Both musicians were disgruntled with the current upload-and-stream tactic of disseminating music online. It was confusing and complicated because, as independent artists, they had to upload their own songs and negotiate separate deals with each streaming site. Plus, the pay is paltry: For every song streamed, artists earn around one one-thousandth of a cent. Instead of being paid directly by streaming and purchasing sites, artists must wait for performance rights organizations to compute the streaming and download royalties, which arrive by mail six months later. Being a recording artist no longer paid the bills, and the only way to stay afloat was through constant touring.

"We had the same concerns in common," Keating says. "No one's thinking about the creators or about what kind of music world we would like to create, so we decided to band together."
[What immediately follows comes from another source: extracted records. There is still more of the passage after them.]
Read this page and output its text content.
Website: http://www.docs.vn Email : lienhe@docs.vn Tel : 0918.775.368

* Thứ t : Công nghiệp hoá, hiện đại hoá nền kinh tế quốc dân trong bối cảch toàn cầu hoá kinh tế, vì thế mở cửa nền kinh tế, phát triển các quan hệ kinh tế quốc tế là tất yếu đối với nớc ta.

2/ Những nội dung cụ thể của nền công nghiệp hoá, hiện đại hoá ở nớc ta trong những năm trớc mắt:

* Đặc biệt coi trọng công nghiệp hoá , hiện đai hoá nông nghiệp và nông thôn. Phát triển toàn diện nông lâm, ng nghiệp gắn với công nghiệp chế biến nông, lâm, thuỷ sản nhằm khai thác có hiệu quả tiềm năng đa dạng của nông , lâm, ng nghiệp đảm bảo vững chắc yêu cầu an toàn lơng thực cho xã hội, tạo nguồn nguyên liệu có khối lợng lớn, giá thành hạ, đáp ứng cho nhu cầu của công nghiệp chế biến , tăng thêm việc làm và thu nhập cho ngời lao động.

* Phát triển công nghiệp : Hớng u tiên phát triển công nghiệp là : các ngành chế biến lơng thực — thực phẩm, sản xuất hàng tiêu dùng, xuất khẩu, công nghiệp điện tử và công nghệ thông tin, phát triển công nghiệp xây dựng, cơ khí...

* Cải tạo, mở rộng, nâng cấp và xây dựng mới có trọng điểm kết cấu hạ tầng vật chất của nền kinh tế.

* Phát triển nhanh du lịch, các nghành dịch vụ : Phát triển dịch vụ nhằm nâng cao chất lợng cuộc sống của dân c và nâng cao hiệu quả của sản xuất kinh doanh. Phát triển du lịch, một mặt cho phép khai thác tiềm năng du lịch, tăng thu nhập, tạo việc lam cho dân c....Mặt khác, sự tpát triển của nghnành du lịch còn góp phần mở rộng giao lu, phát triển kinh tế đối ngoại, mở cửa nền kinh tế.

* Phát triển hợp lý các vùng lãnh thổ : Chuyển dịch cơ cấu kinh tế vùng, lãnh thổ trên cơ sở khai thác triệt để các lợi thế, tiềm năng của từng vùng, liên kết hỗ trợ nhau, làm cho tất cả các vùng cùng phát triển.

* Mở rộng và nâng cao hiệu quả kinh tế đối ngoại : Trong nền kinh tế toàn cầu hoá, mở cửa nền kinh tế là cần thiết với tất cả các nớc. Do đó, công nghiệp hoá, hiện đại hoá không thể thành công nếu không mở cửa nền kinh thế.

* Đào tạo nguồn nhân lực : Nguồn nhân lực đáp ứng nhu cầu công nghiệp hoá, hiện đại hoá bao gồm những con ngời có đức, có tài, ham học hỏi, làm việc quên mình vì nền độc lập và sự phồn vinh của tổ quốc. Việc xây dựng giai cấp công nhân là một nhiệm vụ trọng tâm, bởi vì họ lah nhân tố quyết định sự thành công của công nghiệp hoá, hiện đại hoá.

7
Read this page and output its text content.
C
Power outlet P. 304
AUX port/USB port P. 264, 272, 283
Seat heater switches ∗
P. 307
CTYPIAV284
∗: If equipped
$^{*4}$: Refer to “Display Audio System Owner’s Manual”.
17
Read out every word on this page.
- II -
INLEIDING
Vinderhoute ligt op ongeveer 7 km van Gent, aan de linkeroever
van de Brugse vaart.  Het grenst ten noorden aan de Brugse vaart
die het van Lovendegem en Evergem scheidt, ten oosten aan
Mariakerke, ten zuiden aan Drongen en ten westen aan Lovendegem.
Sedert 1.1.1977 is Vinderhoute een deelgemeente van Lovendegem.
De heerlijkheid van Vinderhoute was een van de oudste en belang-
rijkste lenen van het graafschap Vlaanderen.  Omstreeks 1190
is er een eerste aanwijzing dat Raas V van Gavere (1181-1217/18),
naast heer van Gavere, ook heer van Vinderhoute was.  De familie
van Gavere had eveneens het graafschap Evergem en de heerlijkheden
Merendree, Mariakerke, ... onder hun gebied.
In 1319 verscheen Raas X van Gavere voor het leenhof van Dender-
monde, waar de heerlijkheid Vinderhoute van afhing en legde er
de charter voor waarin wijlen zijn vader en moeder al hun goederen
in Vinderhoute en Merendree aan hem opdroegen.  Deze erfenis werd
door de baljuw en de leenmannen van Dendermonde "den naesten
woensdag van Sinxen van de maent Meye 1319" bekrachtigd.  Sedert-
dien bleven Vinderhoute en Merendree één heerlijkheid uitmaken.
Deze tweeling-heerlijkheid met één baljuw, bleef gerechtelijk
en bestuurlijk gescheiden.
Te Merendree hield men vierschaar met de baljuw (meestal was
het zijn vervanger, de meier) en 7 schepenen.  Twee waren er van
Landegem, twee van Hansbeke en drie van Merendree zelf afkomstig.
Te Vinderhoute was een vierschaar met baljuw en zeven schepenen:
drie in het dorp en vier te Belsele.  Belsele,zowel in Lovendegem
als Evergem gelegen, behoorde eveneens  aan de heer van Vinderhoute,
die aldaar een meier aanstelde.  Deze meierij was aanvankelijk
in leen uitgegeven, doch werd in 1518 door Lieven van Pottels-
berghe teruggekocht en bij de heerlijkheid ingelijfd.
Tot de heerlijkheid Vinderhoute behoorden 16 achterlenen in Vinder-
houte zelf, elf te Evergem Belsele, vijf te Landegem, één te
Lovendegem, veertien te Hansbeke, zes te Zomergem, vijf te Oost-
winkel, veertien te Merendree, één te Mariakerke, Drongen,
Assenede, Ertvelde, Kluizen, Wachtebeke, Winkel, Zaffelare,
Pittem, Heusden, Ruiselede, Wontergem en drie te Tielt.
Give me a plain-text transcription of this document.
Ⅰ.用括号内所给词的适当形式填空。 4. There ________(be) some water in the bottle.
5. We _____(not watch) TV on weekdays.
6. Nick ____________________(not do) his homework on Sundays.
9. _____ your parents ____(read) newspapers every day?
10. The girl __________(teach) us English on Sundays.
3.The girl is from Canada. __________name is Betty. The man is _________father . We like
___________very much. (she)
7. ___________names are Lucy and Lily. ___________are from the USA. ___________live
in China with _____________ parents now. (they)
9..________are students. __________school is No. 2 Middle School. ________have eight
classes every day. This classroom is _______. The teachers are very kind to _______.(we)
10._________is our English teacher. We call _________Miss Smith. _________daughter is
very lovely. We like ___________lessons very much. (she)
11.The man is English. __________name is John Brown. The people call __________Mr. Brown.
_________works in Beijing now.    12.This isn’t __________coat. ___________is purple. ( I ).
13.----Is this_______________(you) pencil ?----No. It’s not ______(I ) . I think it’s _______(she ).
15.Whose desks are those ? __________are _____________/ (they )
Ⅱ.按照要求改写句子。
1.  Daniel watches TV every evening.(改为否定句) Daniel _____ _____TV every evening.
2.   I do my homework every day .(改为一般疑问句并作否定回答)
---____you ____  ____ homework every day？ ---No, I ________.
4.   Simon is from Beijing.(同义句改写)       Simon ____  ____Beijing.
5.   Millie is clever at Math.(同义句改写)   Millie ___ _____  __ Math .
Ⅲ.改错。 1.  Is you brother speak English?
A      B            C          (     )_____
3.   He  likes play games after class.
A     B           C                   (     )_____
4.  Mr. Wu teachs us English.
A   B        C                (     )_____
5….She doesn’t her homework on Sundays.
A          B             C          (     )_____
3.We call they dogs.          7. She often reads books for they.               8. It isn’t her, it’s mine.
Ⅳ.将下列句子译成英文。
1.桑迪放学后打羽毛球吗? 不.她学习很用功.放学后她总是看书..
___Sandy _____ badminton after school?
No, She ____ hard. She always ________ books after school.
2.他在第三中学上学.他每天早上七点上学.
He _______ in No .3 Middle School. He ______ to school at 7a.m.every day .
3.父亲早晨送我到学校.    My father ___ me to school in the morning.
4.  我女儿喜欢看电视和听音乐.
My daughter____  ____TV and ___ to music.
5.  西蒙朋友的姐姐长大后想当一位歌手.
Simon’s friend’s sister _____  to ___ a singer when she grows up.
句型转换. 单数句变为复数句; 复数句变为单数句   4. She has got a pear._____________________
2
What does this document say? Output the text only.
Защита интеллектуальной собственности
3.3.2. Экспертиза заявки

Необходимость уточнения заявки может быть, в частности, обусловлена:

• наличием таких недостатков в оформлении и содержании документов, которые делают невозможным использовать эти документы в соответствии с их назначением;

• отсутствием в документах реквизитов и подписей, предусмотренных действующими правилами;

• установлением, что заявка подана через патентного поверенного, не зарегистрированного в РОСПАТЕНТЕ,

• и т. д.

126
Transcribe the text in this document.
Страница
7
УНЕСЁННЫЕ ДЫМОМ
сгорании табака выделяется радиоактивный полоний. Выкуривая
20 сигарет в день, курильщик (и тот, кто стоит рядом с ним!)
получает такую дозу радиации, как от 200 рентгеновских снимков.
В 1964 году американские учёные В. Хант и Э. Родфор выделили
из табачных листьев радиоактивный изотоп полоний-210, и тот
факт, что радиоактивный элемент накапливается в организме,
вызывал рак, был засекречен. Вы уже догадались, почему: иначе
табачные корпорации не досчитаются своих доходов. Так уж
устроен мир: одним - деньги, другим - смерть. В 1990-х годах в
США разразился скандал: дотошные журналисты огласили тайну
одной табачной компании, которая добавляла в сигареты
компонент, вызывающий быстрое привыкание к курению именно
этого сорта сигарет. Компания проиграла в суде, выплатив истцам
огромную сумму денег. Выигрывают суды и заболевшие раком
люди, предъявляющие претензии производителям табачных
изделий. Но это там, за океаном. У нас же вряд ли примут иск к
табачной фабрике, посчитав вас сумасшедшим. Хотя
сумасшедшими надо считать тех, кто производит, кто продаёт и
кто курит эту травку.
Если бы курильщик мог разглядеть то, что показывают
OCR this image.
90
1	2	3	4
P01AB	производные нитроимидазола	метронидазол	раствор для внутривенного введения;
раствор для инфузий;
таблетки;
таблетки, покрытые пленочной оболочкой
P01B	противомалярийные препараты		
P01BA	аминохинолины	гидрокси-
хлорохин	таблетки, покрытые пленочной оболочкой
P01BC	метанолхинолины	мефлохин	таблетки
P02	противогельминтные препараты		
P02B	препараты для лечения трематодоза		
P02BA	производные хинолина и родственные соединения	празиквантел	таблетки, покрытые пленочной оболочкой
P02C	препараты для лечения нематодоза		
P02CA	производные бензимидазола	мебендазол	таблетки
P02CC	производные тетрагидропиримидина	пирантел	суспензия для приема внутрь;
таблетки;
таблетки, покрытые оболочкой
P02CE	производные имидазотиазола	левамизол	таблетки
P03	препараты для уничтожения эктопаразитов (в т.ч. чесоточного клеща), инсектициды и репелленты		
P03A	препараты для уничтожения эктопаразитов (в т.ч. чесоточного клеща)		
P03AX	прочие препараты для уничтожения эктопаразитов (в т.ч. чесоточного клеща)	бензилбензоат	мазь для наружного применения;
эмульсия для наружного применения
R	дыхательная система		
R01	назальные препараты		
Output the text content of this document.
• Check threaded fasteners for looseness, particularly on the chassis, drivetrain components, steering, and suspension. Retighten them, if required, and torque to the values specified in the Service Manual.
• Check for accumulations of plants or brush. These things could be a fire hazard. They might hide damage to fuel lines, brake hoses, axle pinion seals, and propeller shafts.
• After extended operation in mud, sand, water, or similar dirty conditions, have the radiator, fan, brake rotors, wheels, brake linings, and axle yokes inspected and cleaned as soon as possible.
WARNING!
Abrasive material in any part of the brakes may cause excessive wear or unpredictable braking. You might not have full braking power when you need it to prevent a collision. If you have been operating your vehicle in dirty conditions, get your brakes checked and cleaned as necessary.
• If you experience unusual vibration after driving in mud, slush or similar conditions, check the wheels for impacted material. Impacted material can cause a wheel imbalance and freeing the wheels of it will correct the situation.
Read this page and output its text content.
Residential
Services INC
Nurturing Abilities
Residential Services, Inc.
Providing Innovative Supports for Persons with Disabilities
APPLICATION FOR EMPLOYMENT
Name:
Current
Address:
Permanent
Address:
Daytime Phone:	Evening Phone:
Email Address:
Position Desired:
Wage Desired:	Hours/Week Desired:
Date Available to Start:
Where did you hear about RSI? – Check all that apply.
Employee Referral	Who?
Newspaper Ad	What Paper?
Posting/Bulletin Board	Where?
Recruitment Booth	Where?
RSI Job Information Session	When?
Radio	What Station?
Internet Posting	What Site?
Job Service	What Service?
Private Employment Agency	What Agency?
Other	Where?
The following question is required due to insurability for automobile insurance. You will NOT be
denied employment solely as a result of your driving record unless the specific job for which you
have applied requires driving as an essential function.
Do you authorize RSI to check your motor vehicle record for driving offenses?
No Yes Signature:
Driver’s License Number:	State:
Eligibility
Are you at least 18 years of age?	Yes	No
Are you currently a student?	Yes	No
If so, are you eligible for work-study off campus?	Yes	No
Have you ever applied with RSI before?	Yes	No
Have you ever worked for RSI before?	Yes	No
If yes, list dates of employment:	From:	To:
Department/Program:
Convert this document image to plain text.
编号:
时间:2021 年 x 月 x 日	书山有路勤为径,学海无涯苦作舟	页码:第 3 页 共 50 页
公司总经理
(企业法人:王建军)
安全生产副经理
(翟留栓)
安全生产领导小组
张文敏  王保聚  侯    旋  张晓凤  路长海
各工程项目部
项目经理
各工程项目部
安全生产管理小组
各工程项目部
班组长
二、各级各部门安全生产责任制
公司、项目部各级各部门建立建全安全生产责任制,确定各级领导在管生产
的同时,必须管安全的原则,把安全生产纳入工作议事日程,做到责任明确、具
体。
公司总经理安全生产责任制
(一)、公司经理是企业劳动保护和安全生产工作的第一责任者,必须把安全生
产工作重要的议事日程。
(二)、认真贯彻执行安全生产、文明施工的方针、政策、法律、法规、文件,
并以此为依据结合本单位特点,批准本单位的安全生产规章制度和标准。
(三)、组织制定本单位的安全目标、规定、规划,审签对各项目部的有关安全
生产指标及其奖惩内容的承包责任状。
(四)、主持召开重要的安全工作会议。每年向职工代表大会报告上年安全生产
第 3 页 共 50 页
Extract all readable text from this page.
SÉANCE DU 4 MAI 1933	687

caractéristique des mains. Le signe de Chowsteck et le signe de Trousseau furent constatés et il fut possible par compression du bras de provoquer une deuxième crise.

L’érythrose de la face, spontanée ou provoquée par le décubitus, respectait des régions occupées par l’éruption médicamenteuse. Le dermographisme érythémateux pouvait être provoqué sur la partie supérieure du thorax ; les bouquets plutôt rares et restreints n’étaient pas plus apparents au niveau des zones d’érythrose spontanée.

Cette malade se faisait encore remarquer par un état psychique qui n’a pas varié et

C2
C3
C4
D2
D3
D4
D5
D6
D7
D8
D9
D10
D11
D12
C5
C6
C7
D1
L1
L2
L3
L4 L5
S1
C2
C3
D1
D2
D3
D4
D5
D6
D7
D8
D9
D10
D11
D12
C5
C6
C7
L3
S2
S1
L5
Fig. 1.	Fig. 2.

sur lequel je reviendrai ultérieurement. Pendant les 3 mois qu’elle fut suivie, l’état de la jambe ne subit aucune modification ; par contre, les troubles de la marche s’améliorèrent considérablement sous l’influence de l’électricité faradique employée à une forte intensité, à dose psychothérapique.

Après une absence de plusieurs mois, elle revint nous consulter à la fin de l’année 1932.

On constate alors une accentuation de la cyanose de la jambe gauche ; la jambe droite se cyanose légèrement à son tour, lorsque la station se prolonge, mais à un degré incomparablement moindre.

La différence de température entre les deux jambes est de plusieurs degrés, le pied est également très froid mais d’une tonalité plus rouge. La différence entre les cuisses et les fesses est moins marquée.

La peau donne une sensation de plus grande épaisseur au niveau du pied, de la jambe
They called their mission "Mycelia," after the fibrous fungal web some mushrooms form below ground, making them the largest living organisms in the world. Mycelia's goal would be to put power back in artists' hands by finding an alternative means for releasing music to the public.

But exactly how they would do that was not clear, and Keating left England without a plan in place. Back at work in America, Keating continued to hash out ideas, and the pair eventually settled on a piece of open-source technology called block chain.

Block chain, which keeps a ledger of transactions and makes peer-to-peer file sharing fast and easy, was well-known in the techie world as the basis for bitcoin, the digital currency. But block chain had never been used by the music industry before, so could it even work? And if so, how?

Keating lives in a remote 1920s redwood bungalow in an unincorporated Sonoma County community called Camp Meeker. To get there, you drive down narrow, two-lane roads that wind through a forest so damp the tree trunks are green with moss. Once the forest clears, you drive past a fallow field and entrances to vineyards, over creeks and through the small, hippie town of Occidental. A wooden welcome sign carved with the words "Camp Meeker" announces I'm finally close to my destination, after an almost two-hour drive from Oakland, and after a few wrong turns down one-way dirt paths, I arrive at Keating's humble abode.

She's standing outside when I arrive, dressed head-to-toe in black, with her silver bob parted to the side. (Though she was born with red hair, she started going gray in her 20s, a common trait in her family.) For years, she experimented with her hair, dyeing it red or orange, or rolling it into dreadlocks. For a while, she even combined the two styles, sporting a fauxhawk with short henna-red dreads on top and her natural gray clipped close to her skull on the sides. But after moving to Camp Meeker from San Francisco in 2007, she decided to chop off the dreads and keep her natural hair color because she was tired of local teens asking if she had weed.